Mumbai: India’s economy faces risks from the external sector, the nation’s finance ministry said in its monthly report, flagging that foreign capital inflows could be hurt as the Federal Reserve tightens monetary policy and concerns about elevated global energy prices cloud the near-term outlook.
“On the one hand, the Federal Reserve continues to be aggressive in the fight against inflation, thereby signalling further interest rate hikes. This may lower capital inflows, increase pressure on the rupee to depreciate, and make imports of essential commodities costlier,” according to the report released Saturday.
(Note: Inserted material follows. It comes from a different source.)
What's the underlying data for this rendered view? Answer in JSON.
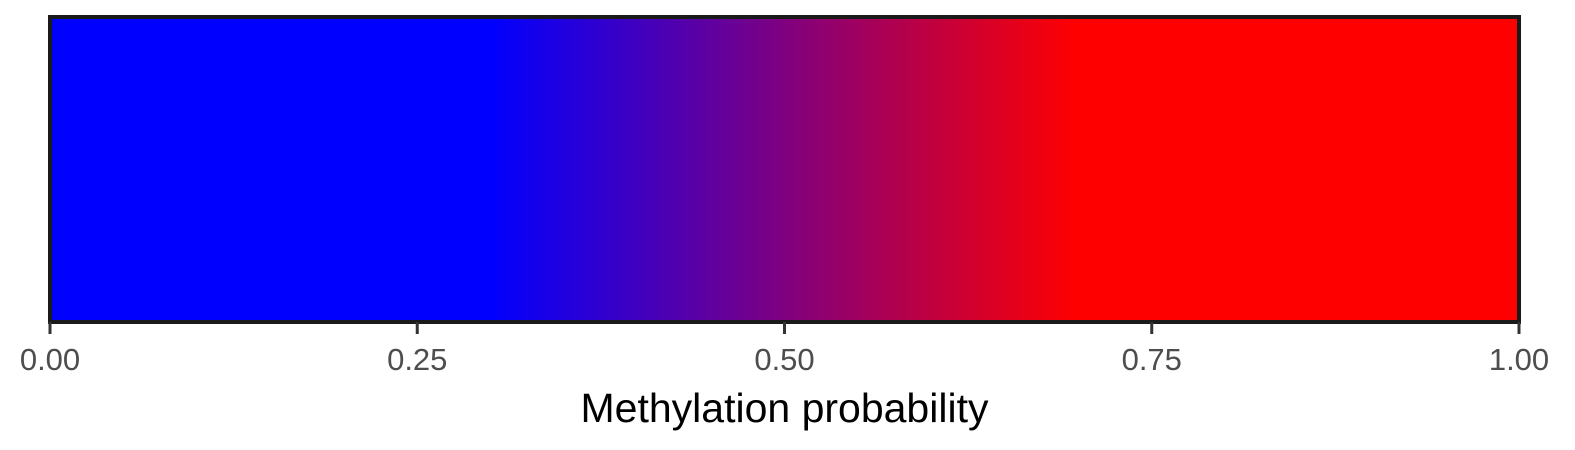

“On the other hand, an unfavorable global economic outlook is bound to moderate the growth of exports, affecting the country’s trade balance,” the Indian finance ministry said.
Earlier this month, the International Monetary Fund flagged headwinds for India, and lowered its growth forecast by 0.6 percentage points to 6.8 per cent for the year to March 2023 - the biggest downgrade among major economies after the US.
The Indian rupee has fallen to its lowest on record against the dollar, losing over 10 per cent against the greenback so far this year. The weakness has triggered concerns about the rising costs to import commodities, including crude oil, a bulk of which India buys from abroad.
Inflation is hovering around 7 per cent, which is above the central bank’s target range of 2 per cent-6 per cent. The government report said there were signs that prices have peaked with food inflation expected to moderate as the harvesting and procurement seasons progresses. That should contribute to a declining headline retail inflation in the rest of the fiscal year, according to the report.